In the end, I found that there were more similarities between the Fundamentalist church and the Sex-Positive movement, than dissimilarities. Erica Jong once wrote, “All pornographers are puritans.” Residing in one extreme, the complete opposite extreme lies within it, just under the surface of repression.
Growing up, I was told that the body I live in is rife with taboo. I wanted to understand why. I put myself in highly uncomfortable situations just to test my own limits. I discovered that taboo only exists in your mind. Fear is based on the unfamiliar. Rules and religion began with the human desire for control and patriarchy, and control keeps the masses in the dark.
Through the long, arduous publication process, passages, words, phrases, and pages jumped out at me: flashes of years past.

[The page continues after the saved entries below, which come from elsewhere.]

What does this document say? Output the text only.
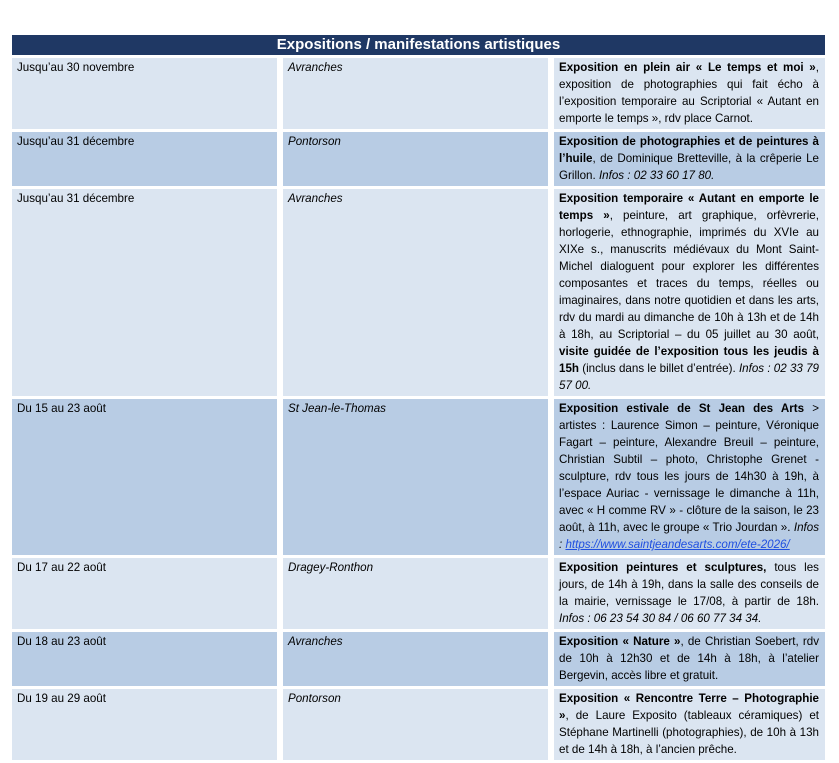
Expositions / manifestations artistiques		
Jusqu’au 30 novembre	Avranches	Exposition en plein air « Le temps et moi », exposition de photographies qui fait écho à l’exposition temporaire au Scriptorial « Autant en emporte le temps », rdv place Carnot.
Jusqu’au 31 décembre	Pontorson	Exposition de photographies et de peintures à l’huile, de Dominique Bretteville, à la crêperie Le Grillon. Infos : 02 33 60 17 80.
Jusqu’au 31 décembre	Avranches	Exposition temporaire « Autant en emporte le temps », peinture, art graphique, orfèvrerie, horlogerie, ethnographie, imprimés du XVIe au XIXe s., manuscrits médiévaux du Mont Saint-Michel dialoguent pour explorer les différentes composantes et traces du temps, réelles ou imaginaires, dans notre quotidien et dans les arts, rdv du mardi au dimanche de 10h à 13h et de 14h à 18h, au Scriptorial – du 05 juillet au 30 août, visite guidée de l’exposition tous les jeudis à 15h (inclus dans le billet d’entrée). Infos : 02 33 79 57 00.
Du 15 au 23 août	St Jean-le-Thomas	Exposition estivale de St Jean des Arts > artistes : Laurence Simon – peinture, Véronique Fagart – peinture, Alexandre Breuil – peinture, Christian Subtil – photo, Christophe Grenet - sculpture, rdv tous les jours de 14h30 à 19h, à l’espace Auriac - vernissage le dimanche à 11h, avec « H comme RV » - clôture de la saison, le 23 août, à 11h, avec le groupe « Trio Jourdan ». Infos : https://www.saintjeandesarts.com/ete-2026/
Du 17 au 22 août	Dragey-Ronthon	Exposition peintures et sculptures, tous les jours, de 14h à 19h, dans la salle des conseils de la mairie, vernissage le 17/08, à partir de 18h. Infos : 06 23 54 30 84 / 06 60 77 34 34.
Du 18 au 23 août	Avranches	Exposition « Nature », de Christian Soebert, rdv de 10h à 12h30 et de 14h à 18h, à l’atelier Bergevin, accès libre et gratuit.
Du 19 au 29 août	Pontorson	Exposition « Rencontre Terre – Photographie », de Laure Exposito (tableaux céramiques) et Stéphane Martinelli (photographies), de 10h à 13h et de 14h à 18h, à l’ancien prêche.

No End Of The Bed shows me how far I’ve come. I feel invulnerable to judgment. The young, confused girl in the book is not the woman that I am today.
But I also miss certain aspects of that very youthful place. I was so open to people that it bordered on unhealthy, though I learned so much from them. I was also scared shitless of all the new people that spoke a different language than the religious language I grew up with. Lately I am reminded, that if you’re not scared shitless, you’re not really living. Being on the stage seems to provide that over and over for me. I like to be constantly challenged so that I can keep growing.
Right now, I have two other books in the works, and I will be publishing other authors as well through Knotted Tree Press including literary fiction, memoir, essays, and poetry. You can find out more at Knotted Tree Press.
In the memoir, I found responsibility for my self. I let go of the need for a leader, and discovered my own truth. In taking charge of the publishing of that memoir, I found responsibility for my work. I’ve loved every detail of editing, formatting, designing the cover artwork, and marketing. The funny thing is, it took exactly nine months to complete the publishing process. Now, it’s just so good to be back to writing again.